Mussolini_aula
LEVATA DI SCUDI 21 Novembre Nov 2014 1904 21 novembre 2014

Condanna a Storace, le reazioni della destra

Slogan fascisti e solidarietà per Storace: i tweet di Meloni, Alemanno Fini e Gasparri.

  • ...

Alessandra Mussolini in Senato.

La sentenza di condanna a Francesco Storace a sei anni di reclusione con pena sospesa per vilipendio a Giorgio Napolitano - l'aveva definito «indegno» - non ha lasciato impassibile la destra italiana. Che è scesa in prima linea in sua difesa.
Tante le reazioni sui social, da Gianfranco Fini - che pochi giorni fa aveva corteggiato in Twitter l'ex governatore della Regione Lazio per la riformazione della destra - a Alessandra Mussolini.
E proprio la nipote del Duce è stata la più tranchant. «A Francè, è andato dal Papa a confessarsi dalla vergogna! Boia chi molla», ha twittato, rispolverando uno slogan del Ventennio.

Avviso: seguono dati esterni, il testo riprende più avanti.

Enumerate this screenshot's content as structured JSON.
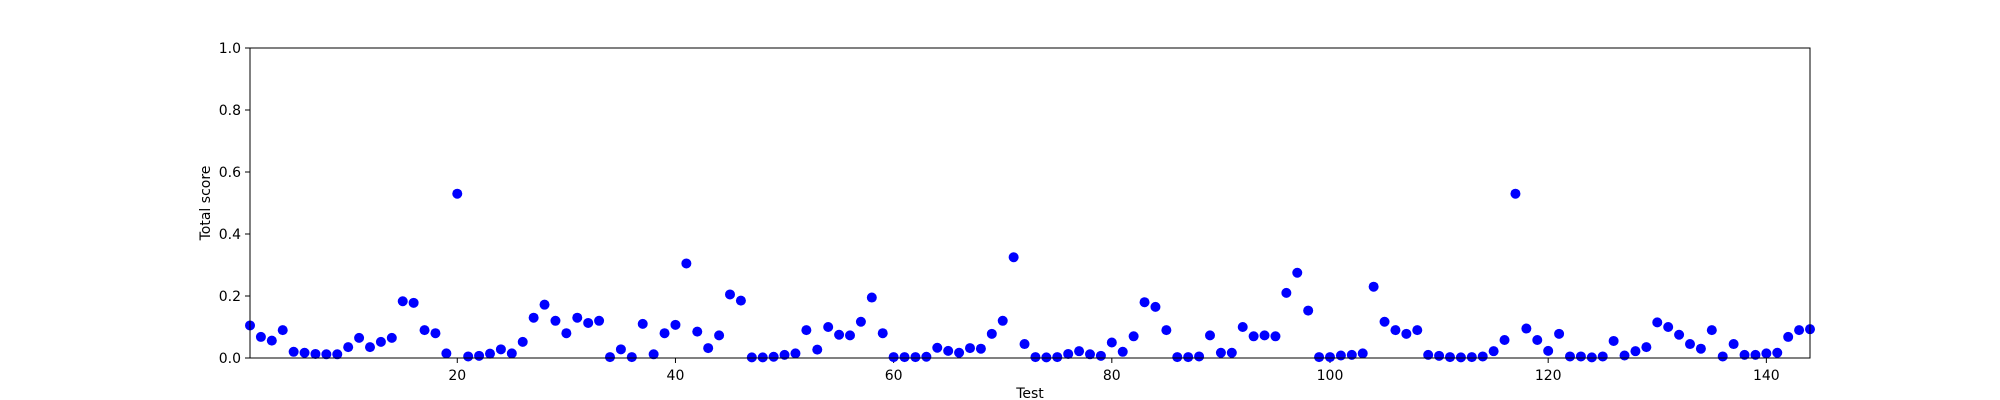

Gianfranco Fini ha espresso solidarietà nei confronti dell'ex collega di partito. Pur «nel rispetto della decisione della magistratura».

Maurizio Gasparri è un fiume in piena. Se la prende prima con il Guardasigilli Andrea Orlando, poi denuncia «un uso politico della giustizia».

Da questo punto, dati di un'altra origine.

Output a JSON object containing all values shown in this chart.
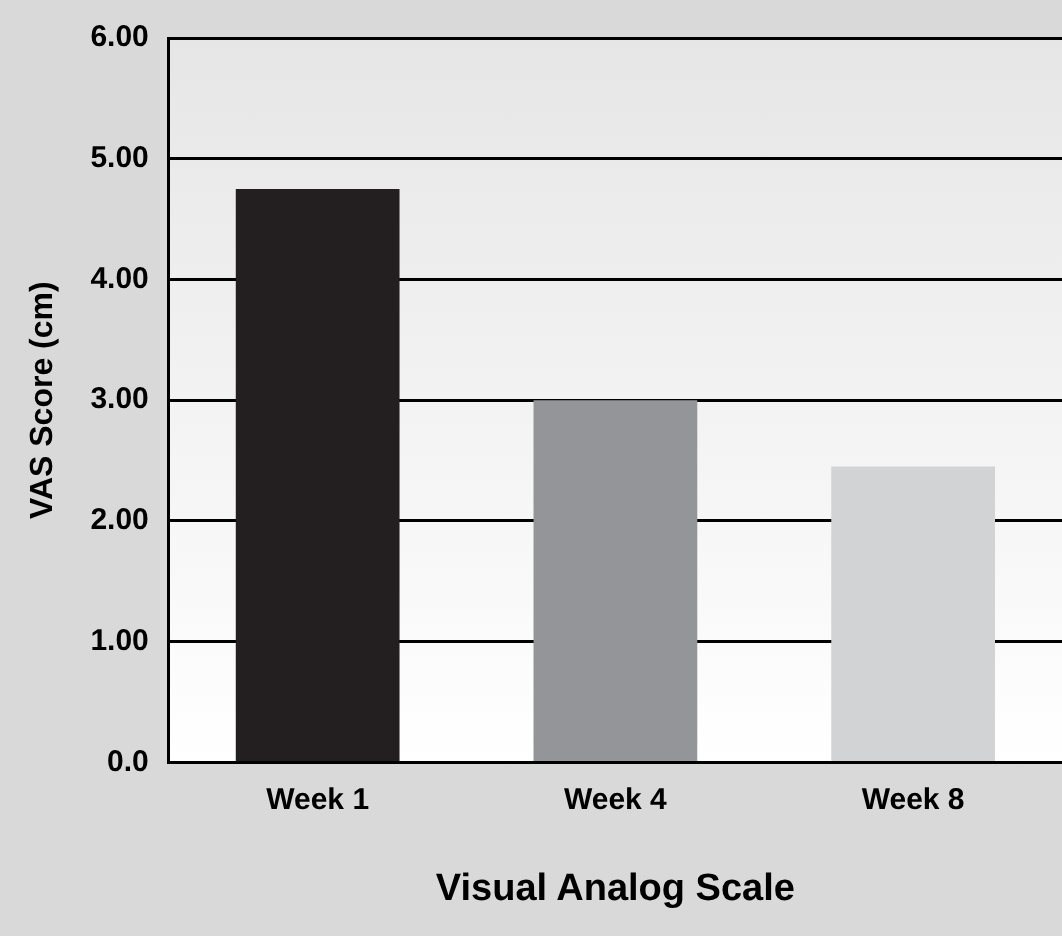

E, ancora: «Sentenza ignobile colpa anche di Zanda e Finocchiaro Anna che hanno boicottato la mia proposta di legge» e «vergognosa sentenza annunciata anche dalla condotta del Pd che ha impedito il varo di una nuova legge».
Anche Gianni Alemanno ha detto la sua: «Solidarietà umana e politica a Storace primo italiano a essere condannato al carcere per reato di opinione. Sentenza assurda e ingiusta».

Così come Giorgia Meloni: «Solidarietà a @Storace. Un peccato che Napolitano non sia intervenuto x chiudere caso e difendere libertà opinione».


Ma un messaggio di vicinanza a Storace è arrivato anche dal piddino Stefano Pedica, della direzione del Pd in Regione Lazio: «Storace, se è toccato a te deve toccare anche a Fedez o a Giarrusso o a Sorial o a chiunque abbia insultato il Capo dello Stato. Mi dispiace».